I saw an "action" ladder poster in the room where I proctored PSAT today that made me think about math learning as a ladder.

The amazing thing to keep in mind is that in almost every class, you've got kids on all levels of this ladder, except maybe the very bottom and the very top. (Most kids are accustomed / brain-washed into thinking that all problems are possible, and few kids are ready to prove everything they think is true.) How do we inspire all of them to learn?
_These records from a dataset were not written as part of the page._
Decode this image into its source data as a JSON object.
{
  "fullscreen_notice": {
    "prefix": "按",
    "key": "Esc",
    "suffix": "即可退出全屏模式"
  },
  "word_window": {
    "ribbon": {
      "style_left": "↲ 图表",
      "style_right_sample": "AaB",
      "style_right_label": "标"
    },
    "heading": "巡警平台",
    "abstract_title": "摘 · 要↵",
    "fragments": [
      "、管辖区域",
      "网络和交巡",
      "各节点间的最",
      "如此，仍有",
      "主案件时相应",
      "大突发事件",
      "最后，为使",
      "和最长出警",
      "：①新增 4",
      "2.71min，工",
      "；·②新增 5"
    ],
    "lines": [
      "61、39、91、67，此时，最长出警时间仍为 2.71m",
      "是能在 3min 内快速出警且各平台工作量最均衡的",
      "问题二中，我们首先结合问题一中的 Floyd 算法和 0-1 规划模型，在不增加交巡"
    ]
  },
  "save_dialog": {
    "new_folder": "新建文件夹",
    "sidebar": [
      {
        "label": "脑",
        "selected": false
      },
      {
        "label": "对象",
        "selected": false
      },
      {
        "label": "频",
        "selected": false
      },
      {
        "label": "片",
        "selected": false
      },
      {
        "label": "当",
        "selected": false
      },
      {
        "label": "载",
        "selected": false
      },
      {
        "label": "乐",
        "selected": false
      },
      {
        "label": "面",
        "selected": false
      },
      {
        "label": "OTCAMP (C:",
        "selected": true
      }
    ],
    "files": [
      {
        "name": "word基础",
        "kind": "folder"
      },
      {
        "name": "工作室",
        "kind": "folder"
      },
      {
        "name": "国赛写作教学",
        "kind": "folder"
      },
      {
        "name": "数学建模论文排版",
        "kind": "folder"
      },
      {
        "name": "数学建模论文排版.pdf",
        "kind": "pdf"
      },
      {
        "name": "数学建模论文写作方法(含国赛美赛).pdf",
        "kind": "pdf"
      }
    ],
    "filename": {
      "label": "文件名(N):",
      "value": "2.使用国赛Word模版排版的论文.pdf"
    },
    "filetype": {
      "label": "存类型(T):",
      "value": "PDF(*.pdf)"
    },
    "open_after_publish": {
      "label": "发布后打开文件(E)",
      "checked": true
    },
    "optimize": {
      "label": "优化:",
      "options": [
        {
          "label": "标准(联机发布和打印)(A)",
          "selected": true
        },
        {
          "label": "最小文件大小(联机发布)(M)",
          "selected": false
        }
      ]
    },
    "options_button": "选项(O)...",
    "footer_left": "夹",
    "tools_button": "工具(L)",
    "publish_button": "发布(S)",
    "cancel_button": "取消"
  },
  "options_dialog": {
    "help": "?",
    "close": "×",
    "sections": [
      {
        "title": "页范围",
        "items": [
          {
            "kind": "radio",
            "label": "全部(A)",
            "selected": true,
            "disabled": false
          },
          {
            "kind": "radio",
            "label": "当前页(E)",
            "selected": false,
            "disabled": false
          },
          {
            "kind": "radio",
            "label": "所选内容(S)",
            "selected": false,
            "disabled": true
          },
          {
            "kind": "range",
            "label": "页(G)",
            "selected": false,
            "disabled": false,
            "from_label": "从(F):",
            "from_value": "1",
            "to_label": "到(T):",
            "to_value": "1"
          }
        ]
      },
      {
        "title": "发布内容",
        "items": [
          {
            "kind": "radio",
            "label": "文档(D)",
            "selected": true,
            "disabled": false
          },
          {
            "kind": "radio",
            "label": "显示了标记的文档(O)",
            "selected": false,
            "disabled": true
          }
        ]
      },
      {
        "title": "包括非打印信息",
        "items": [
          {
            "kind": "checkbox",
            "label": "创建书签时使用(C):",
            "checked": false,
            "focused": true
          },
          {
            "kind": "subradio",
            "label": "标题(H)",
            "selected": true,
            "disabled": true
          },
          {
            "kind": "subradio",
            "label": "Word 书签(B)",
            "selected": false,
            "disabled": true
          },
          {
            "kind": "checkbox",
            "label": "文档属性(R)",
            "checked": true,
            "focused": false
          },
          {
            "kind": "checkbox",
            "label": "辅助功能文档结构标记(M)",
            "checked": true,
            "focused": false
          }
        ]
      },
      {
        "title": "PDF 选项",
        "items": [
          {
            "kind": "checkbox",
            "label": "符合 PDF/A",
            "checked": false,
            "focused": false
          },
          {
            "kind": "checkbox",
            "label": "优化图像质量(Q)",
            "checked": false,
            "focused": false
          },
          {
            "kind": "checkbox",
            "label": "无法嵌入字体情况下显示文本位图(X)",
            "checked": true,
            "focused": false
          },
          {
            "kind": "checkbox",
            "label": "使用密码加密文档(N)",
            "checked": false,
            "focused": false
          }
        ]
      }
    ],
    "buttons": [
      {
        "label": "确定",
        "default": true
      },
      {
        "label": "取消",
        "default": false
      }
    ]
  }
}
  1. This ladder made me think of a couple of things:
    1. The teacher must aim high and go ahead and prove things - because there is no way the students will climb higher than the goal set for them by the teacher. Many students (most who have achieved the "how to" stage) don't even see that there is any higher to go than where they are currently at.
    2. Showing this ladder may make learning more explicit and together with student reflection it may stimulate to advancement up the ladder.
    3. I'm thinking of an exercise where I choose a method, say using the formula for geometric series, and ask students in groups to choose a step on the ladder and write a paragraph (which they present to class) about that particular stage of learning. I'll let you know how that goes. We're onto logarithms next and I suppose that concept and associated methods will be perfect for using this ladder.

  2. I agree that most kids are stuck at the "how to" and "why" stages. I think my job is to keep nudging them in the upwards direction. If I can mentally identify which rung each kid sort of belongs to most of the time, I can more consistently work on getting that kid to the next level (although it's also possible for a kid still learning the "how" to have a partial illumination of proofs and "what info is missing").